__ 10 Kasımda Yaşadığımız Kente Bakış __
• Evet, Kuşadası da gittikçe bir "garip" hal alıyor.
• Hayır, sadece Kuşadası değil tabii ki, yaşadığınız kentlere
bir bakınız.
• Ne denli bir kentte yaşıyorsunuz?
• Huzur verici, temiz ve sağlıklı bir kentte mi yaşıyorsunuz?
• Sorunlar nelerdir, çözümleri nelerdir?
• Nereye bakılsa bir "kazanç kapısı" yarışı, bir
"yer" kapma yarışı gözlemleniyor.
• Kentlerin çarpık yapılaşması, kamu kurumlarının kendilerinden
beklenilenleri yapamamaları, halkın elinden hiç bir şeyin gelemiyor olması...
• Yozlaşmanın gittikçe yükselişe geçtiği ve de çağdaşlıktan
uzaklaşıldığı gözlemleniyor.
• Büyük önder Gazi Mustafa Kemal Atatürk verdiği mücadele ile,
gösterdiği yol ile, ilke ve görüşleri ile, devrimleri ve de çağdaşlığı,
uygarlığı yakalama çabaları ile Türkiye Cumhuriyeti'nin kuruluşunu sağlamış ve
asıl hedefleri de göstermiştir.
• Onun en büyük başarısı ile o günlerin "emperyalist"
güçlerine karşı durabilmesi ve özgür, bağımsız bir ulusal devlet kurabilme
mücadelesidir.
• Türk Kurtuluş Savaşı da bunun için verilmiştir.

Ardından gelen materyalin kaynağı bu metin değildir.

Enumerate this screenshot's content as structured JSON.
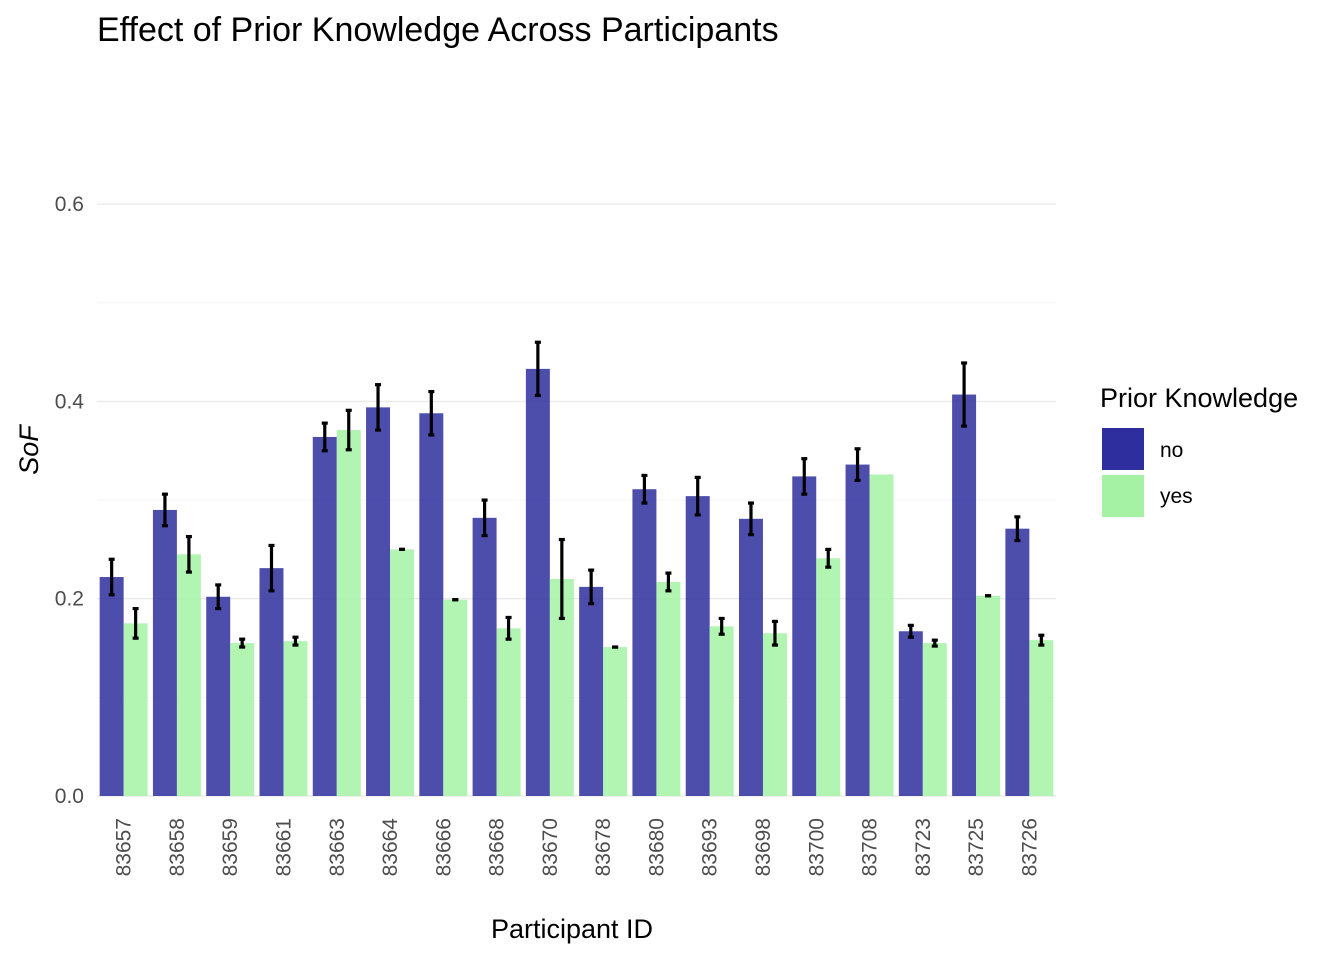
{
  "chart_data": {
    "type": "bar",
    "title": "Effect of Prior Knowledge Across Participants",
    "xlabel": "Participant ID",
    "ylabel": "SoF",
    "ylim": [
      0,
      0.7
    ],
    "yticks": [
      "0.0",
      "0.2",
      "0.4",
      "0.6"
    ],
    "ytick_values": [
      0,
      0.2,
      0.4,
      0.6
    ],
    "grid": true,
    "legend_position": "right",
    "legend_title": "Prior Knowledge",
    "categories": [
      "83657",
      "83658",
      "83659",
      "83661",
      "83663",
      "83664",
      "83666",
      "83668",
      "83670",
      "83678",
      "83680",
      "83693",
      "83698",
      "83700",
      "83708",
      "83723",
      "83725",
      "83726"
    ],
    "series": [
      {
        "name": "no",
        "color": "#2e2e9e",
        "values": [
          0.222,
          0.29,
          0.202,
          0.231,
          0.364,
          0.394,
          0.388,
          0.282,
          0.433,
          0.212,
          0.311,
          0.304,
          0.281,
          0.324,
          0.336,
          0.167,
          0.407,
          0.271
        ],
        "error_low": [
          0.204,
          0.274,
          0.19,
          0.208,
          0.35,
          0.371,
          0.366,
          0.264,
          0.406,
          0.195,
          0.297,
          0.285,
          0.265,
          0.306,
          0.32,
          0.161,
          0.375,
          0.259
        ],
        "error_high": [
          0.24,
          0.306,
          0.214,
          0.254,
          0.378,
          0.417,
          0.41,
          0.3,
          0.46,
          0.229,
          0.325,
          0.323,
          0.297,
          0.342,
          0.352,
          0.173,
          0.439,
          0.283
        ]
      },
      {
        "name": "yes",
        "color": "#a5f2a5",
        "values": [
          0.175,
          0.245,
          0.155,
          0.157,
          0.371,
          0.25,
          0.199,
          0.17,
          0.22,
          0.151,
          0.217,
          0.172,
          0.165,
          0.241,
          0.326,
          0.155,
          0.203,
          0.158
        ],
        "error_low": [
          0.16,
          0.227,
          0.151,
          0.153,
          0.351,
          0.25,
          0.199,
          0.159,
          0.18,
          0.151,
          0.208,
          0.164,
          0.153,
          0.232,
          null,
          0.152,
          0.203,
          0.153
        ],
        "error_high": [
          0.19,
          0.263,
          0.159,
          0.161,
          0.391,
          0.25,
          0.199,
          0.181,
          0.26,
          0.151,
          0.226,
          0.18,
          0.177,
          0.25,
          null,
          0.158,
          0.203,
          0.163
        ]
      }
    ]
  }
}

• TBMM'nin kuruluşu ve de CUMHURİYET'in kuruluşu da hem bu ana
amaç ve hedef için yapılmıştır.
• Yok olmak ve de parçalanmak durumuna düşürülmek istenilen
VATAN korunmuş ve kurtarılmıştır.
• Çok büyük bir güven ve öz veri ile yeni bir çağdaş devletin
kuruluşu Türk halkına çok büyük bir sevinç vermiş, yurttaşlık bilinci
yaratmıştır.
• 10 kasım 1938 günü büyük önder sonsuzluğa giden bir yola
girmiştir.
• Tarihin ve insanlığın kendisine tanıdığı örneği olmayan bir
yere uğurlanan büyük önderin aramızdan ayrılış ile de ne yazık ki gerilerde bir
yerlerde saklanabilmiş olan karşı güçler yeniden kendilerini göstermeğe
başlamışlardır.
• Her bir fırsatta ve de yaşamın her alnında kendilerine
taraftar bulabilen, kendi karşı devrimci emellerine hizmet edecek olan güçleri
ve düzenlemeleri gittikçe de artan bir hızla oluşturmuşlardır.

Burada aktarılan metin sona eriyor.